Genomic DNA preparation was performed as previously described (Ogino et al., 2017). Genotyping for the Reln (Koie et al., 2014), Vldlr (Frykman et al., 1995; Hirota and Nakajima, 2020), Adamts3 (Ogino et al., 2017), and RelnPA-DV (Okugawa et al., 2020) mice were performed as previously described. Dab1yot mice were genotyped by PCR (32 cycles at 94°C for 15 s, 64°C for 20 s, and 72°C for 45 s) using the following primers: for the wild-type (WT) allele, dab1-570 (GCCCTTCAGC ATCACCATGC T) and dab1-737 (AAAGAGATCT CTCAAGTCCA GG); for the mutant allele, dab1-570 and yot-1 (CAGTGAGTAC ATATTGTGTG AGTTCC). The sizes of the PCR products were 787 bp (WT allele) and 598 bp (mutant allele), respectively.

OPC culture

OPC culture was performed essentially as described (Arai and Lo, 2009). Briefly, the neocortex from P2 to P3 Wistar/ST rats or P2 to P4 mice was dissected and digested with papain (Worthington, LS003124) at 37°C for 10–20 min. Dissociated brain cells were resuspended in DMEM (Wako, 044-29765) supplemented with 10% FBS (Nichirei Biosciences, 175012) and 50 µg/ml penicillin/50 units/ml streptomycin (Nacalai Tesque, 09367-34) and were plated in 75-cm2 flasks (Corning, 3275). They were then cultured for 9–12 d. When the mixed glial cells reached confluency, the flasks were shaken for 30 min on an orbital shaker (100 rpm) at 37°C to remove microglia. After new medium was added, the flasks were shaken overnight at 37°C. The medium was plated on uncoated culture dishes for 1 h at 37°C to eliminate astrocytes and microglia. The nonadherent cells were collected and resuspended in Neurobasal Medium (Thermo Fisher Scientific, 21103-049) supplemented with 2% B27 (Thermo Fisher Scientific, 17503-044), 50 units/ml penicillin/streptomycin, 1% GlutaMAX (Thermo Fisher Scientific, 35050-061), 10 ng/µl PDGF (Funakoshi, AF-100-13A), and 10 ng/µl fibroblast growth factor 2 (FGF2; Funakoshi, 100-18B). The cells were and plated on the poly-L-lysine (PLL)-coated coverslips or wells. For siRNA transfection, OPCs were seeded at 4.0 × 103 cells/cm2 onto the PLL-coated coverslips. Transfection was performed on the next day of seeding.

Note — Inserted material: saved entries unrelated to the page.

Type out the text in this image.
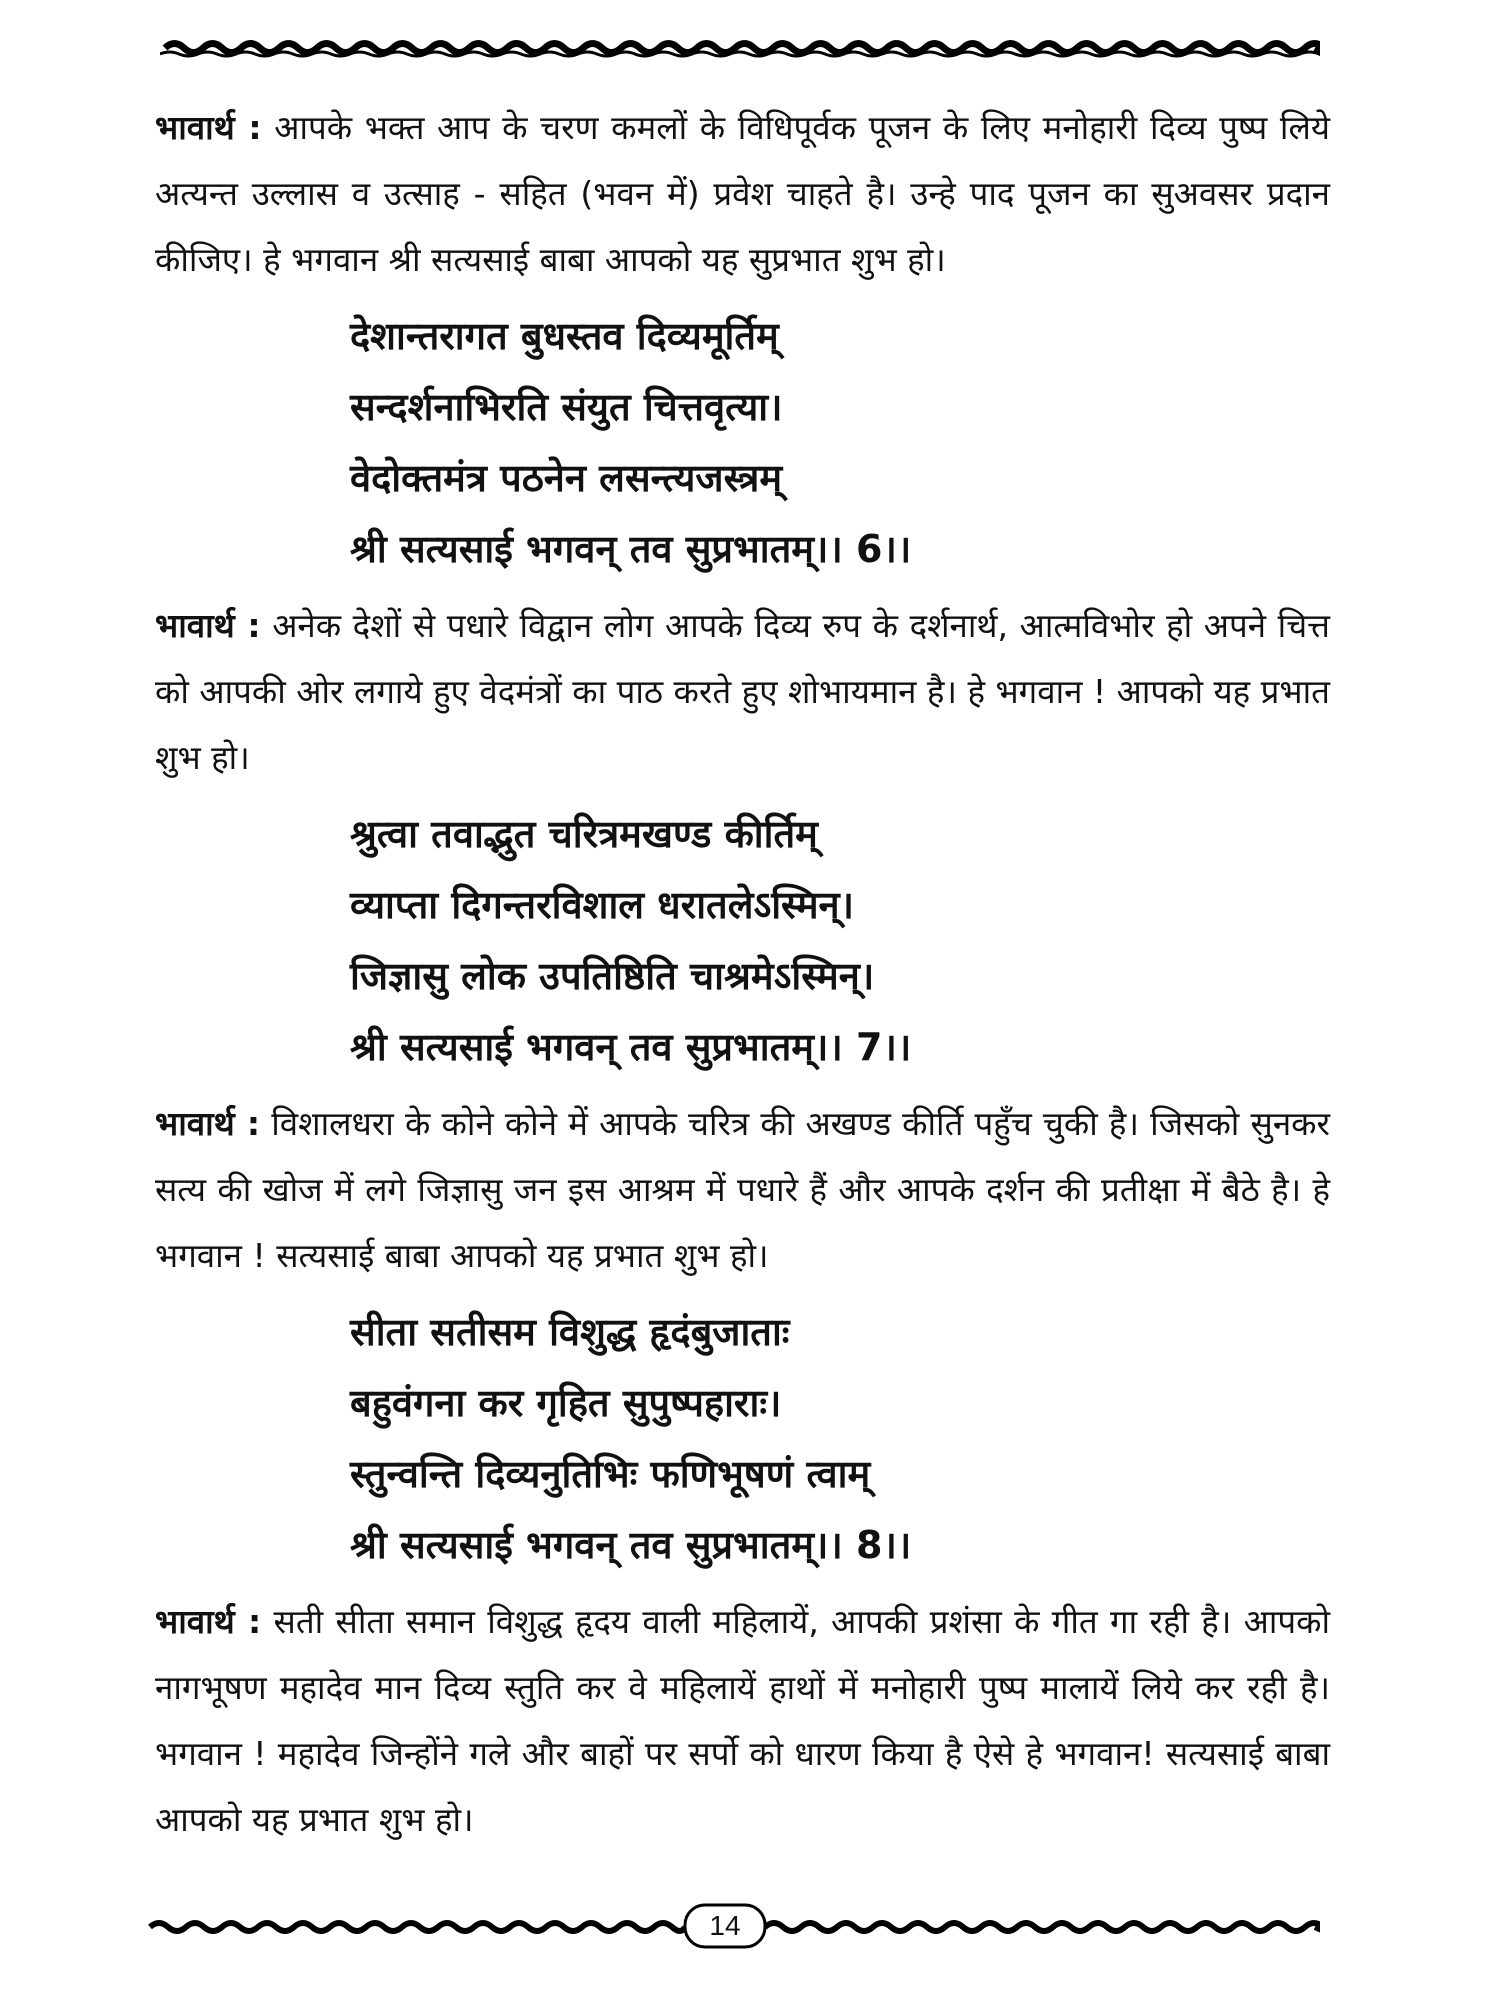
भावार्थ : आपके भक्त आप के चरण कमलों के विधिपूर्वक पूजन के लिए मनोहारी दिव्य पुष्प लिये अत्यन्त उल्लास व उत्साह - सहित (भवन में) प्रवेश चाहते है। उन्हे पाद पूजन का सुअवसर प्रदान कीजिए। हे भगवान श्री सत्यसाई बाबा आपको यह सुप्रभात शुभ हो।
देशान्तरागत बुधस्तव दिव्यमूर्तिम्
सन्दर्शनाभिरति संयुत चित्तवृत्या।
वेदोक्तमंत्र पठनेन लसन्त्यजस्त्रम्
श्री सत्यसाई भगवन् तव सुप्रभातम्।। 6।।
भावार्थ : अनेक देशों से पधारे विद्वान लोग आपके दिव्य रुप के दर्शनार्थ, आत्मविभोर हो अपने चित्त को आपकी ओर लगाये हुए वेदमंत्रों का पाठ करते हुए शोभायमान है। हे भगवान ! आपको यह प्रभात शुभ हो।
श्रुत्वा तवाद्भुत चरित्रमखण्ड कीर्तिम्
व्याप्ता दिगन्तरविशाल धरातलेऽस्मिन्।
जिज्ञासु लोक उपतिष्ठिति चाश्रमेऽस्मिन्।
श्री सत्यसाई भगवन् तव सुप्रभातम्।। 7।।
भावार्थ : विशालधरा के कोने कोने में आपके चरित्र की अखण्ड कीर्ति पहुँच चुकी है। जिसको सुनकर सत्य की खोज में लगे जिज्ञासु जन इस आश्रम में पधारे हैं और आपके दर्शन की प्रतीक्षा में बैठे है। हे भगवान ! सत्यसाई बाबा आपको यह प्रभात शुभ हो।
सीता सतीसम विशुद्ध हृदंबुजाताः
बहुवंगना कर गृहित सुपुष्पहाराः।
स्तुन्वन्ति दिव्यनुतिभिः फणिभूषणं त्वाम्
श्री सत्यसाई भगवन् तव सुप्रभातम्।। 8।।
भावार्थ : सती सीता समान विशुद्ध हृदय वाली महिलायें, आपकी प्रशंसा के गीत गा रही है। आपको नागभूषण महादेव मान दिव्य स्तुति कर वे महिलायें हाथों में मनोहारी पुष्प मालायें लिये कर रही है। भगवान ! महादेव जिन्होंने गले और बाहों पर सर्पो को धारण किया है ऐसे हे भगवान! सत्यसाई बाबा आपको यह प्रभात शुभ हो।
14
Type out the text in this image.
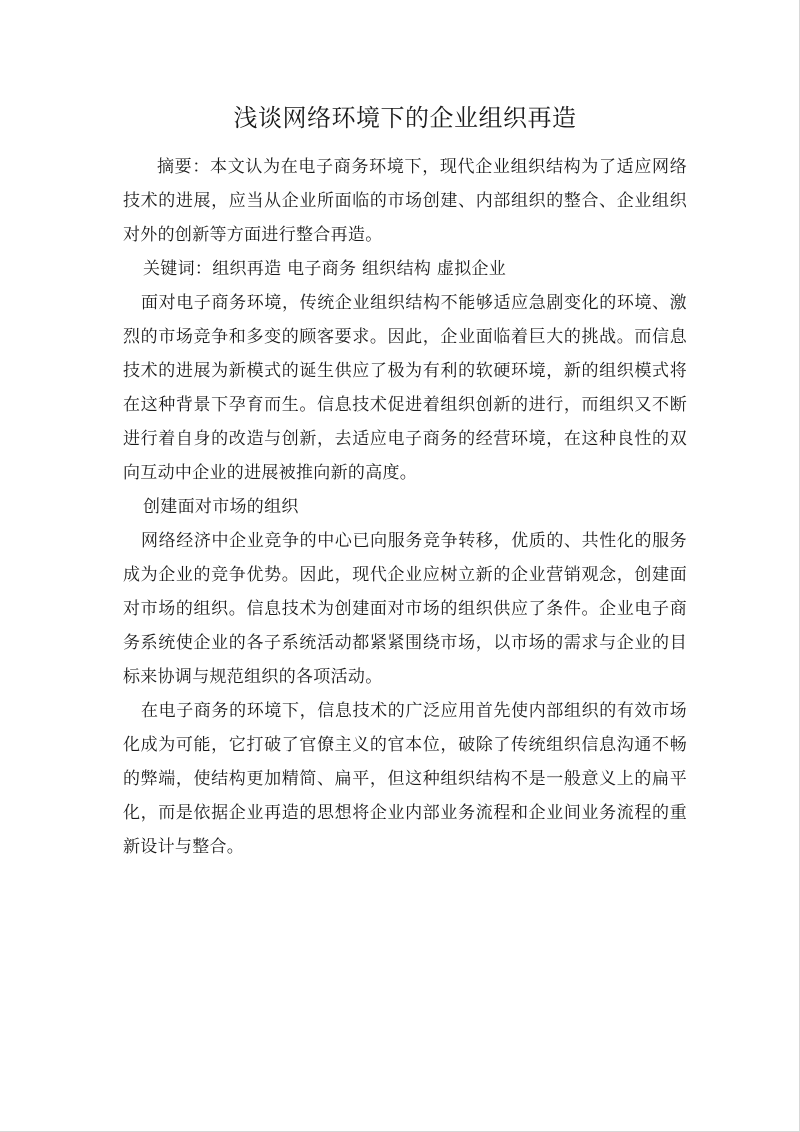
浅谈网络环境下的企业组织再造

摘要：本文认为在电子商务环境下，现代企业组织结构为了适应网络技术的进展，应当从企业所面临的市场创建、内部组织的整合、企业组织对外的创新等方面进行整合再造。

关键词：组织再造 电子商务 组织结构 虚拟企业

面对电子商务环境，传统企业组织结构不能够适应急剧变化的环境、激烈的市场竞争和多变的顾客要求。因此，企业面临着巨大的挑战。而信息技术的进展为新模式的诞生供应了极为有利的软硬环境，新的组织模式将在这种背景下孕育而生。信息技术促进着组织创新的进行，而组织又不断进行着自身的改造与创新，去适应电子商务的经营环境，在这种良性的双向互动中企业的进展被推向新的高度。

创建面对市场的组织

网络经济中企业竞争的中心已向服务竞争转移，优质的、共性化的服务成为企业的竞争优势。因此，现代企业应树立新的企业营销观念，创建面对市场的组织。信息技术为创建面对市场的组织供应了条件。企业电子商务系统使企业的各子系统活动都紧紧围绕市场，以市场的需求与企业的目标来协调与规范组织的各项活动。

在电子商务的环境下，信息技术的广泛应用首先使内部组织的有效市场化成为可能，它打破了官僚主义的官本位，破除了传统组织信息沟通不畅的弊端，使结构更加精简、扁平，但这种组织结构不是一般意义上的扁平化，而是依据企业再造的思想将企业内部业务流程和企业间业务流程的重新设计与整合。
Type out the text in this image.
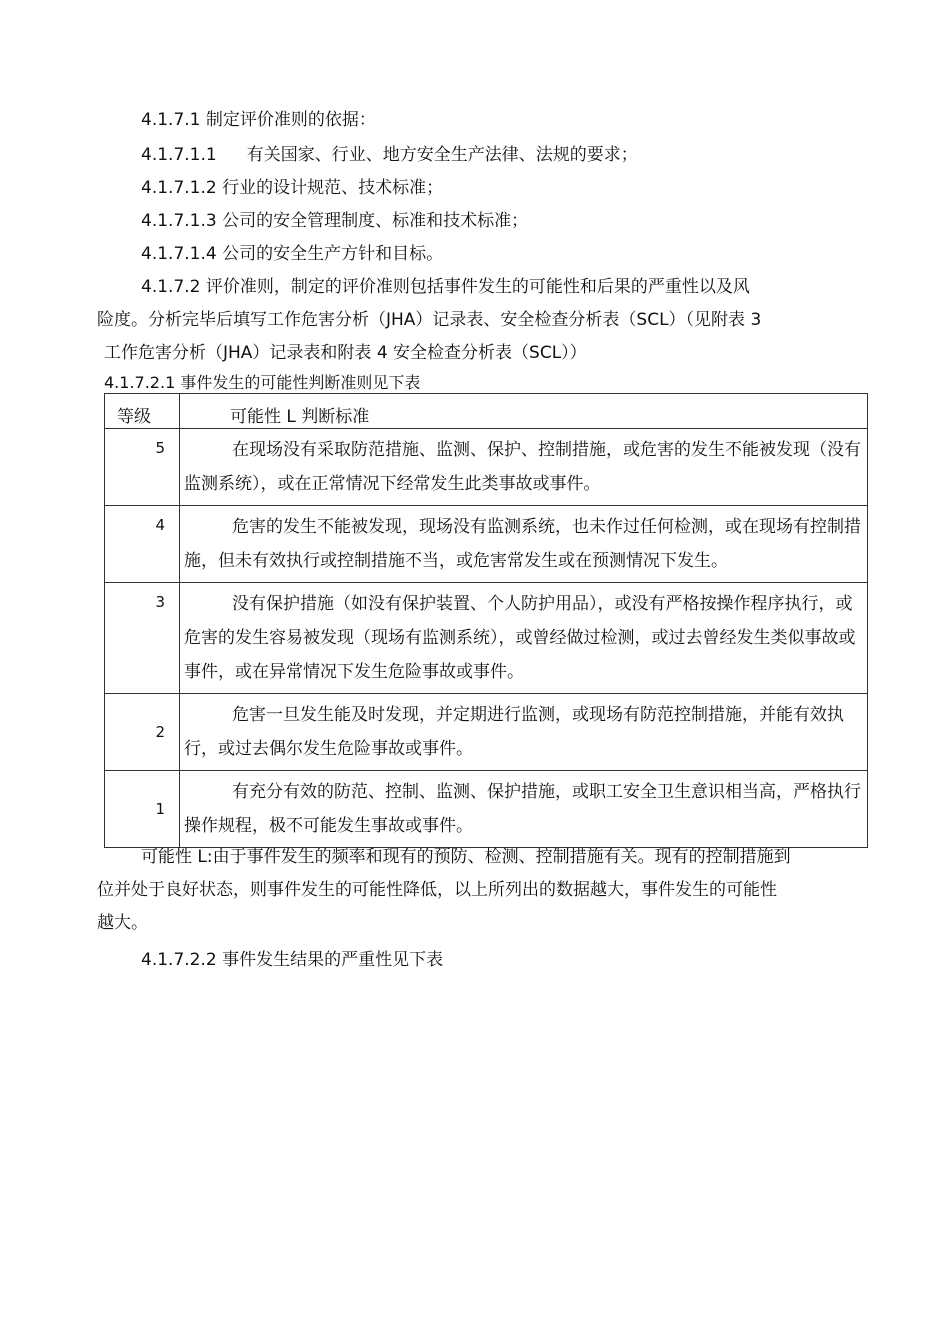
4.1.7.1 制定评价准则的依据：
4.1.7.1.1 有关国家、行业、地方安全生产法律、法规的要求；
4.1.7.1.2 行业的设计规范、技术标准；
4.1.7.1.3 公司的安全管理制度、标准和技术标准；
4.1.7.1.4 公司的安全生产方针和目标。
4.1.7.2 评价准则，制定的评价准则包括事件发生的可能性和后果的严重性以及风
险度。分析完毕后填写工作危害分析（JHA）记录表、安全检查分析表（SCL）（见附表 3
工作危害分析（JHA）记录表和附表 4 安全检查分析表（SCL））
4.1.7.2.1 事件发生的可能性判断准则见下表
等级	可能性 L 判断标准
5	在现场没有采取防范措施、监测、保护、控制措施，或危害的发生不能被发现（没有监测系统），或在正常情况下经常发生此类事故或事件。
4	危害的发生不能被发现，现场没有监测系统，也未作过任何检测，或在现场有控制措施，但未有效执行或控制措施不当，或危害常发生或在预测情况下发生。
3	没有保护措施（如没有保护装置、个人防护用品），或没有严格按操作程序执行，或危害的发生容易被发现（现场有监测系统），或曾经做过检测，或过去曾经发生类似事故或事件，或在异常情况下发生危险事故或事件。
2	危害一旦发生能及时发现，并定期进行监测，或现场有防范控制措施，并能有效执行，或过去偶尔发生危险事故或事件。
1	有充分有效的防范、控制、监测、保护措施，或职工安全卫生意识相当高，严格执行操作规程，极不可能发生事故或事件。
可能性 L:由于事件发生的频率和现有的预防、检测、控制措施有关。现有的控制措施到
位并处于良好状态，则事件发生的可能性降低，以上所列出的数据越大，事件发生的可能性
越大。
4.1.7.2.2 事件发生结果的严重性见下表
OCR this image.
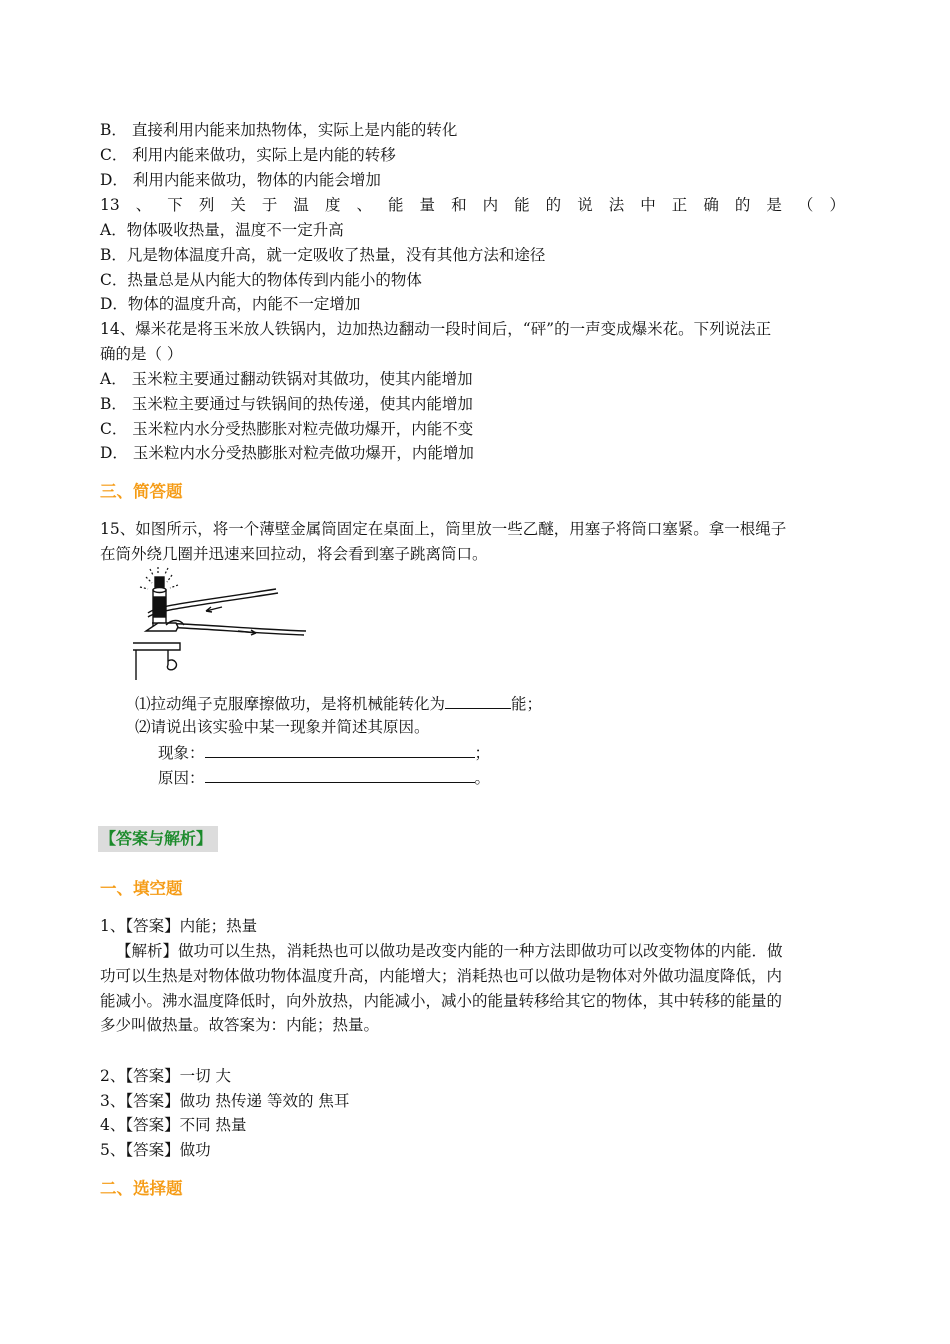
B． 直接利用内能来加热物体，实际上是内能的转化
C． 利用内能来做功，实际上是内能的转移
D． 利用内能来做功，物体的内能会增加
13 、 下 列 关 于 温 度 、 能 量 和 内 能 的 说 法 中 正 确 的 是 （ ）
A．物体吸收热量，温度不一定升高
B．凡是物体温度升高，就一定吸收了热量，没有其他方法和途径
C．热量总是从内能大的物体传到内能小的物体
D．物体的温度升高，内能不一定增加
14、爆米花是将玉米放人铁锅内，边加热边翻动一段时间后，“砰”的一声变成爆米花。下列说法正
确的是（ ）
A． 玉米粒主要通过翻动铁锅对其做功，使其内能增加
B． 玉米粒主要通过与铁锅间的热传递，使其内能增加
C． 玉米粒内水分受热膨胀对粒壳做功爆开，内能不变
D． 玉米粒内水分受热膨胀对粒壳做功爆开，内能增加
三、简答题
15、如图所示，将一个薄壁金属筒固定在桌面上，筒里放一些乙醚，用塞子将筒口塞紧。拿一根绳子
在筒外绕几圈并迅速来回拉动，将会看到塞子跳离筒口。
⑴拉动绳子克服摩擦做功，是将机械能转化为	能；
⑵请说出该实验中某一现象并简述其原因。
现象：	；
原因：	。
【答案与解析】
一、填空题
1、【答案】内能；热量
【解析】做功可以生热，消耗热也可以做功是改变内能的一种方法即做功可以改变物体的内能．做
功可以生热是对物体做功物体温度升高，内能增大；消耗热也可以做功是物体对外做功温度降低，内
能减小。沸水温度降低时，向外放热，内能减小，减小的能量转移给其它的物体，其中转移的能量的
多少叫做热量。故答案为：内能；热量。
2、【答案】一切 大
3、【答案】做功 热传递 等效的 焦耳
4、【答案】不同 热量
5、【答案】做功
二、选择题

For immunoprecipitation, OPCs were seeded at 2.7 × 105 cells/cm2 onto the PLL-coated wells and were incubated with control or Reelin for 20 min on day 2 or day 3 when the OPCs were almost confluent. For a proliferation assay, OPCs were seeded at 1.5 × 103 cells/cm2 onto the PLL-coated coverslips. OPCs were treated with control or Reelin-containing medium on day 2 for 24 h, and 10 μm BrdU was added in the last 5 h. For quantitative RT-PCR (qRT-PCR), OPCs were seeded at 2.7 × 105 cells/cm2 onto the PLL-coated wells and were incubated with control or Reelin containing medium for 24 h on day 2 or day 3 when OPCs reached 80–90% confluence.

A Boyden chamber assay was performed using polyethylene terephthalate filters (8-µm pore) coated with PLL in 24-well translucent cell culture inserts (Falcon, 353097) essentially as described previously (Miyamoto et al., 2008). Briefly, OPCs (1 × 105 cells for rat OPCs, 2 × 104 cells for mouse OPCs) in 300 µl of the medium per inserts were loaded into the upper wells, while the lower wells contained 750 µl of control or Reelin-containing medium with 10 μm AraC. The inhibitory effect of AraC on the OPC proliferation was confirmed in a separate experiment (data not shown). After a 10-min incubation at 37°C, half of the culture medium in the inserts were changed to control or Reelin containing medium and incubated for 24 h at 37°C.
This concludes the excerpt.